The clinical response was measured using the 28-joint Disease Activity Score (DAS28), European League Against Rheumatism response criteria and the number of participants who achieved disease remission or low disease activity – defined as having a DAS28 under 2.6 and 3.2, respectively.

128 patients received 2 treatment courses, 76 received 3 treatment courses and 42 received 4 treatment courses (the mean time for the first 4 courses varied from 11 and 13 months).

The researchers noted the average DAS28 to be 5.4 at baseline, which was reduced to 3.3 after initial treatment. The score decreased to 3.1 following the second infusion. “The researchers reported a median precourse baseline DAS28 of 4.6 prior to the second treatment course and 4.24 prior to the third treatment course,” as in the press release.

After the first and second treatment courses, the DAS28 significantly decreases.
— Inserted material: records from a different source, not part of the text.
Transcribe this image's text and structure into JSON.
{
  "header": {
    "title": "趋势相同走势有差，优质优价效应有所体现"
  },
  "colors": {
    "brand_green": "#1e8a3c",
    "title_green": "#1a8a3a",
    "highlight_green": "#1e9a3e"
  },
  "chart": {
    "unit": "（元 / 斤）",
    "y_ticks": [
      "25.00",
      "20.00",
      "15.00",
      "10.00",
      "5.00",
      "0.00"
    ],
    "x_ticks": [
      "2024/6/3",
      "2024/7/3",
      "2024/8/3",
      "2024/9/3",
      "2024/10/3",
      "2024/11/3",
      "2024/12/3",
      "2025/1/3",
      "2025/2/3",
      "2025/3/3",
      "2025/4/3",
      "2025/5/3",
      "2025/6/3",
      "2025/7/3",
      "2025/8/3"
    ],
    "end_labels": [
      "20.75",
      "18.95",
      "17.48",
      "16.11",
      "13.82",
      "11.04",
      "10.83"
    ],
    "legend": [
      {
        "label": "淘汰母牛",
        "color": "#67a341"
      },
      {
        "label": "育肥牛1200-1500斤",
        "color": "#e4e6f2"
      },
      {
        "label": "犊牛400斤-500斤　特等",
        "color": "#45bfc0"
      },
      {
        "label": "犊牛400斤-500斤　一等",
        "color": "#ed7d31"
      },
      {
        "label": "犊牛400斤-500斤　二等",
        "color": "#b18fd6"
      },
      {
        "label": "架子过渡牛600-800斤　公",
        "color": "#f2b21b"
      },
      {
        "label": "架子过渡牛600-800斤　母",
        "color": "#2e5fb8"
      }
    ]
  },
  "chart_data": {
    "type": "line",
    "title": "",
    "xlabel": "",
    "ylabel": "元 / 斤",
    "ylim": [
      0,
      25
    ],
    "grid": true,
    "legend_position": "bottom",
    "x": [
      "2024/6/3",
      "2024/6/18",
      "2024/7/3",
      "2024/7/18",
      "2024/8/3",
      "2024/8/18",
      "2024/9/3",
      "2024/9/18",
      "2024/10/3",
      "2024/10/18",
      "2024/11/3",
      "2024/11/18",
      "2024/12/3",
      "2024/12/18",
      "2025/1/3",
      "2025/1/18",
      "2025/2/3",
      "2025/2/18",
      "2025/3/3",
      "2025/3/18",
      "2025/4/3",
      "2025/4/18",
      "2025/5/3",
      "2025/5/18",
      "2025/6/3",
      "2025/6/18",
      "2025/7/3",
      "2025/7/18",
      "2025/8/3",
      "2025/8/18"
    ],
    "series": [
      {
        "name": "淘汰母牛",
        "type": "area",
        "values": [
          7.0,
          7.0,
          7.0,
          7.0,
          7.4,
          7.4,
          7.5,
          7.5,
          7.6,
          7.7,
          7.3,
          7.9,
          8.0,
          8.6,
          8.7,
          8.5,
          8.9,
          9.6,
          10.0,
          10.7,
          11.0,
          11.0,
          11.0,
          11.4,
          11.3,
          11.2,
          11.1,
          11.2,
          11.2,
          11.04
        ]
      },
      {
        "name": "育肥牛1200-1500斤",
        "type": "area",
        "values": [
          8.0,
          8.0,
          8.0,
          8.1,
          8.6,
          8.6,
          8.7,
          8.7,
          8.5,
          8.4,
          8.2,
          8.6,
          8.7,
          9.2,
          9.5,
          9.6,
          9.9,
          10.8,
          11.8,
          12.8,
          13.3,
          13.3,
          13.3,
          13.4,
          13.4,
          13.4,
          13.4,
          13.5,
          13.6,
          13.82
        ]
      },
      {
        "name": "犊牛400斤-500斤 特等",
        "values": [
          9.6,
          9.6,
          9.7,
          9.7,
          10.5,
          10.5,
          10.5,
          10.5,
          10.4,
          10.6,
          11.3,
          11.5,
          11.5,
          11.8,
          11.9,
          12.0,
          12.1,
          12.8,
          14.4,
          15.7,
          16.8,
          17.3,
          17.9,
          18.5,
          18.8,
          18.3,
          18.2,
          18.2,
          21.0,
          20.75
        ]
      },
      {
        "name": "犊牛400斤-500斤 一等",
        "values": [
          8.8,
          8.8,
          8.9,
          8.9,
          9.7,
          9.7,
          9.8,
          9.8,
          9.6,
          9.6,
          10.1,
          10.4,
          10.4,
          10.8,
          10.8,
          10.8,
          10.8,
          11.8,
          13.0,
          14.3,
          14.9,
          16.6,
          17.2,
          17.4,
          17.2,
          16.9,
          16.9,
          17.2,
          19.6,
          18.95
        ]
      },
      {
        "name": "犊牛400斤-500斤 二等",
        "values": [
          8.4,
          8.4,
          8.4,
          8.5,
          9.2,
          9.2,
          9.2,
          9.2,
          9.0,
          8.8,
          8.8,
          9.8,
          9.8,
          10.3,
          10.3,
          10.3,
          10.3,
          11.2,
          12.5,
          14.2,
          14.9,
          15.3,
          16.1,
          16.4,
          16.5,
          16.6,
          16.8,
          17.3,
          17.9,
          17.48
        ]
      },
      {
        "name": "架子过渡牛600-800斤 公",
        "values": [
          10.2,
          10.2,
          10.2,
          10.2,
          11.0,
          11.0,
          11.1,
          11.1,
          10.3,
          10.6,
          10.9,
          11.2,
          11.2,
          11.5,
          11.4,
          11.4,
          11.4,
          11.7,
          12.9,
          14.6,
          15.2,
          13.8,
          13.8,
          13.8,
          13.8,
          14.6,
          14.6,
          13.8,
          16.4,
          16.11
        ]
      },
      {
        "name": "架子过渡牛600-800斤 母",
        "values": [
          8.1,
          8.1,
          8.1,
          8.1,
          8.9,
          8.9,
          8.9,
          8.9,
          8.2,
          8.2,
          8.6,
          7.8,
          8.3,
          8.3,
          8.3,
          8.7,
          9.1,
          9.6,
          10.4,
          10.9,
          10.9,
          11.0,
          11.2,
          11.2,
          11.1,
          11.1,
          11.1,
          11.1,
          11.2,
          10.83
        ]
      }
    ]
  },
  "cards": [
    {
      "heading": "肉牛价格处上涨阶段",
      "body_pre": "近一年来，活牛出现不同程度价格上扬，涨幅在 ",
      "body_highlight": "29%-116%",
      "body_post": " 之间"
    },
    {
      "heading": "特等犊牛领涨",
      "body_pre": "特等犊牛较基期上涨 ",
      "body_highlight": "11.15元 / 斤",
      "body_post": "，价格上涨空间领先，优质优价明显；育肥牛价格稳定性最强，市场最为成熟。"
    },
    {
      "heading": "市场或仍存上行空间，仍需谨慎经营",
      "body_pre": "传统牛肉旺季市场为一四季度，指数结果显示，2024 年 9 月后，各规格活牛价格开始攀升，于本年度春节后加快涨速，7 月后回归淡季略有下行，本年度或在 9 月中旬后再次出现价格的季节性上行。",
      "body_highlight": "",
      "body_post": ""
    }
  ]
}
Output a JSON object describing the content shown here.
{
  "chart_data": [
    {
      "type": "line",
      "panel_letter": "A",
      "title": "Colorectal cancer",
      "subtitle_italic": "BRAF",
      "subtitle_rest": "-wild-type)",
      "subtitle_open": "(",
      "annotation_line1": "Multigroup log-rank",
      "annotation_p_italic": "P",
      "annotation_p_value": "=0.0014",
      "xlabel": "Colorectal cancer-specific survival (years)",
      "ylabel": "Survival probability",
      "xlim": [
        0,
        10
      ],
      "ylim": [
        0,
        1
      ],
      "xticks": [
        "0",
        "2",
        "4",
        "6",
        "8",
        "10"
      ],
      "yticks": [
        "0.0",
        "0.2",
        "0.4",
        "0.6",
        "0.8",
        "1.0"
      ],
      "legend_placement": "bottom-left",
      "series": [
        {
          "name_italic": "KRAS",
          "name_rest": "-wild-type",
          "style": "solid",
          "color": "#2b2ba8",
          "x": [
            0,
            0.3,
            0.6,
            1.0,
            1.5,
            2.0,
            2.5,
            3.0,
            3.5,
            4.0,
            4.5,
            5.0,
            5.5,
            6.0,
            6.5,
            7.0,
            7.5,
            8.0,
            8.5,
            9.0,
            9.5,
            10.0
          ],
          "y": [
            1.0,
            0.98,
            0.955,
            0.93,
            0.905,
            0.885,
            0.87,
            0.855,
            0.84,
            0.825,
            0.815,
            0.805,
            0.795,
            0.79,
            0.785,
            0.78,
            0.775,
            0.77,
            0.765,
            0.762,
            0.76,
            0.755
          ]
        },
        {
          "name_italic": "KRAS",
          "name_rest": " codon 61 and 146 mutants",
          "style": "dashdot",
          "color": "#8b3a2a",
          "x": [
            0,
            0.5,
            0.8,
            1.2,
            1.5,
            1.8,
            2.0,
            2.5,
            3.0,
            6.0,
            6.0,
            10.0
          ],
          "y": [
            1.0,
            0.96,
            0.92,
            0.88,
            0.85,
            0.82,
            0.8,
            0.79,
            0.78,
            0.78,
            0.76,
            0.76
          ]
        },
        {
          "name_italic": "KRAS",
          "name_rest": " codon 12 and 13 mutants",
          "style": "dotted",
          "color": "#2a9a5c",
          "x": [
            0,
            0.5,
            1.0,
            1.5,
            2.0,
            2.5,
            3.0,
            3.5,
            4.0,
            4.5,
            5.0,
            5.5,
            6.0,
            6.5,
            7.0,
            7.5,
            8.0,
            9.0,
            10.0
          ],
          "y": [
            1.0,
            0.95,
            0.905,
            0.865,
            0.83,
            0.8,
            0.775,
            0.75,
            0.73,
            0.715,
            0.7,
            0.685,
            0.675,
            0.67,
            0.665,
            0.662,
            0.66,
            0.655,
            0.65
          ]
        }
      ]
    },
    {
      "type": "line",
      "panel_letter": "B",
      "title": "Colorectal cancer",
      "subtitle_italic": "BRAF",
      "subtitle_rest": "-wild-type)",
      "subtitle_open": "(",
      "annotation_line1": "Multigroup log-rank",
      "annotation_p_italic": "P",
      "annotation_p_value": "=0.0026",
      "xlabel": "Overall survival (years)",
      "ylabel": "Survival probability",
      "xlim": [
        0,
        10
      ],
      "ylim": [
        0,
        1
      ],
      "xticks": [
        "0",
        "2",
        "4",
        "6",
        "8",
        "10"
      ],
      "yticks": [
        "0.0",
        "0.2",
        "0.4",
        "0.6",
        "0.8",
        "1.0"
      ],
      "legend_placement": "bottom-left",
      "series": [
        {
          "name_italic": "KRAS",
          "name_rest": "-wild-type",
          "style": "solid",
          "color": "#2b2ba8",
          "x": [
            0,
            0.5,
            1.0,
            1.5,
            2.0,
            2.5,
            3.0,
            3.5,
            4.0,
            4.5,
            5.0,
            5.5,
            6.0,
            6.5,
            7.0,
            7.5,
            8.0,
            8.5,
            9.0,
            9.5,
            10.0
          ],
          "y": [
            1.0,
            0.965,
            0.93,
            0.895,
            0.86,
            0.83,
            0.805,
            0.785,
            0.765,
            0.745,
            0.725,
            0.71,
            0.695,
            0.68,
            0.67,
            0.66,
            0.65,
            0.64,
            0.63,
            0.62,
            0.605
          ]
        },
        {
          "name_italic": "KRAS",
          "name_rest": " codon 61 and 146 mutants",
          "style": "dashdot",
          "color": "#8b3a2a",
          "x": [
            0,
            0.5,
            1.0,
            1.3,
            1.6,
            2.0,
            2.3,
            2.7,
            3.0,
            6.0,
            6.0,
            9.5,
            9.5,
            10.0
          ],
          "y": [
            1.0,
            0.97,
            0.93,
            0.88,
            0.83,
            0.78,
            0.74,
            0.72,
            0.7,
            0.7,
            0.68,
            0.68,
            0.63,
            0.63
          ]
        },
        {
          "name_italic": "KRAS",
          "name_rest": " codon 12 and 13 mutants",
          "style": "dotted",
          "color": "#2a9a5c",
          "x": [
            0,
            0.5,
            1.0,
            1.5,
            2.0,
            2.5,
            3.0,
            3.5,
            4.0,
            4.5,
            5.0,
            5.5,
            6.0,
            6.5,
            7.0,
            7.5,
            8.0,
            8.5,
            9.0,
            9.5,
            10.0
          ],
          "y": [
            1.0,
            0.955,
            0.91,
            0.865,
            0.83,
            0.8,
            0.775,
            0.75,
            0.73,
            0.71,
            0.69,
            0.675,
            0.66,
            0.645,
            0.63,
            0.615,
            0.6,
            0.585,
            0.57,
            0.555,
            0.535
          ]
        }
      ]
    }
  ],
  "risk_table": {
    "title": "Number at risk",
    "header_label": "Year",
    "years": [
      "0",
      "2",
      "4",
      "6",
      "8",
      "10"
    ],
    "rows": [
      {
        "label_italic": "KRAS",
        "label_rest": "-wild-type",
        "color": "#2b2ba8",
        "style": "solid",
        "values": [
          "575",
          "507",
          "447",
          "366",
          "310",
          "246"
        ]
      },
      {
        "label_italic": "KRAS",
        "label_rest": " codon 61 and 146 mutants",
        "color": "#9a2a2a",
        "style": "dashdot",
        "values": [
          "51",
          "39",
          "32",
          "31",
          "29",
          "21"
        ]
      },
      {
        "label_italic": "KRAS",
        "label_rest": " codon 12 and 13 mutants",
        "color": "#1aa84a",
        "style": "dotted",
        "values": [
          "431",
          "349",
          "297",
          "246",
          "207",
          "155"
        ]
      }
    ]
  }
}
The trend was observed to be similar in patients that previously received 0 or 1 tumor necrosis factor-alpha inhibitor, and in those who received 2 or more. DAS28 improvements were better in seropositive patients as compared to seronegative.

82 serious adverse events (SAEs) were observed, with 12 related to the use of rituximab; 64 adverse events (AEs) out of a total of 196 were connected to the treatment.